# Hello from Oxfordshire



## rustymania (May 21, 2011)

Hi Guys

Just purchased my Audi TT last week!

1.8t 225 Quattro!

And Loving it already!


----------



## Hoggy (May 8, 2002)

Hi Rustymania, Welcome to the TTF, lets see some pics of your TT.
Hoggy.


----------



## Diveratt (Aug 31, 2009)

Hi Rusty Welcome to the mad house.

Hoggys right we want photos

Kevin


----------



## davelincs (Jan 1, 2010)

Hi Rustymania, Welcome to the forum


----------



## rustymania (May 21, 2011)

Pics added, no inside one's yet thou. aiming to clean her up tommoro.


----------



## T3RBO (Dec 9, 2003)

Welcome to the forum 

For events, discounts and other benefits including a fantastic quarterly magazine, have a look at joining
the TT Owners Club

Click on below link to view the site

http://www.ttoc.co.uk


----------



## Diveratt (Aug 31, 2009)

Nice Photos


----------



## rustymania (May 21, 2011)

Cheers Pal.
I think she's loooovely 8)


----------



## kkww8 (Apr 2, 2011)

HI !,

Nice one on getting your first TT ! I have just brought my first 225 aswel ! I am also in Oxfordshire , where you based ?

Regards, K


----------



## rustymania (May 21, 2011)

Finally got logged back in!

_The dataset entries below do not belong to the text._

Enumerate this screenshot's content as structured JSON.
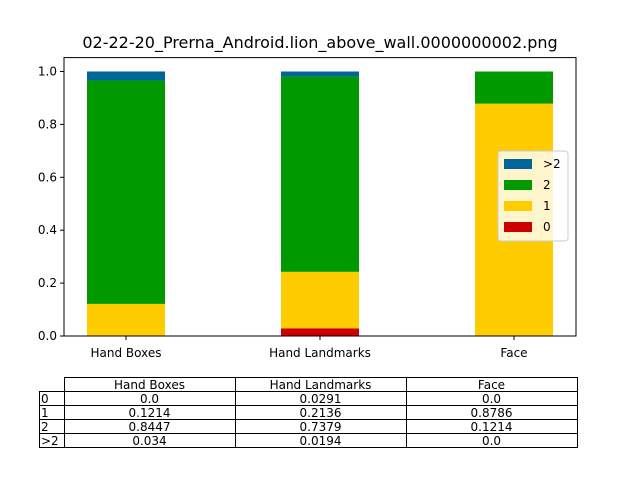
{
  "chart_data": {
    "type": "bar",
    "stacked": true,
    "title": "02-22-20_Prerna_Android.lion_above_wall.0000000002.png",
    "categories": [
      "Hand Boxes",
      "Hand Landmarks",
      "Face"
    ],
    "ylim": [
      0,
      1.0
    ],
    "yticks": [
      0.0,
      0.2,
      0.4,
      0.6,
      0.8,
      1.0
    ],
    "ytick_labels": [
      "0.0",
      "0.2",
      "0.4",
      "0.6",
      "0.8",
      "1.0"
    ],
    "xlabel": "",
    "ylabel": "",
    "grid": false,
    "legend_position": "right",
    "series": [
      {
        "name": "0",
        "color": "#cc0000",
        "values": [
          0.0,
          0.0291,
          0.0
        ]
      },
      {
        "name": "1",
        "color": "#ffcc00",
        "values": [
          0.1214,
          0.2136,
          0.8786
        ]
      },
      {
        "name": "2",
        "color": "#009900",
        "values": [
          0.8447,
          0.7379,
          0.1214
        ]
      },
      {
        "name": ">2",
        "color": "#006699",
        "values": [
          0.034,
          0.0194,
          0.0
        ]
      }
    ],
    "legend_order": [
      ">2",
      "2",
      "1",
      "0"
    ]
  },
  "table": {
    "columns": [
      "Hand Boxes",
      "Hand Landmarks",
      "Face"
    ],
    "rows": [
      {
        "label": "0",
        "cells": [
          "0.0",
          "0.0291",
          "0.0"
        ]
      },
      {
        "label": "1",
        "cells": [
          "0.1214",
          "0.2136",
          "0.8786"
        ]
      },
      {
        "label": "2",
        "cells": [
          "0.8447",
          "0.7379",
          "0.1214"
        ]
      },
      {
        "label": ">2",
        "cells": [
          "0.034",
          "0.0194",
          "0.0"
        ]
      }
    ]
  }
}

I am in the Grove area. how about you?


----------



## kkww8 (Apr 2, 2011)

Sorry for late post !! I am in Henley on Thames.

How you getting on with the 225 ?

Thinking about any mods yet ?


----------



## rustymania (May 21, 2011)

Yea getting on pretty good with it... apart from a little slip on a very greasy corner this morning 

getting a Liquid TT display for it fitted hopefully wednesday, and maybe a split dump valve at some point.

it will need its cam belt doing soon, thinking of a remap after that.
How about you?


----------



## kkww8 (Apr 2, 2011)

Whats a liquid tt display then ?

With regards to Cambelt id say look at The TT shop.com they seem to have quite a good price for a proper proper job.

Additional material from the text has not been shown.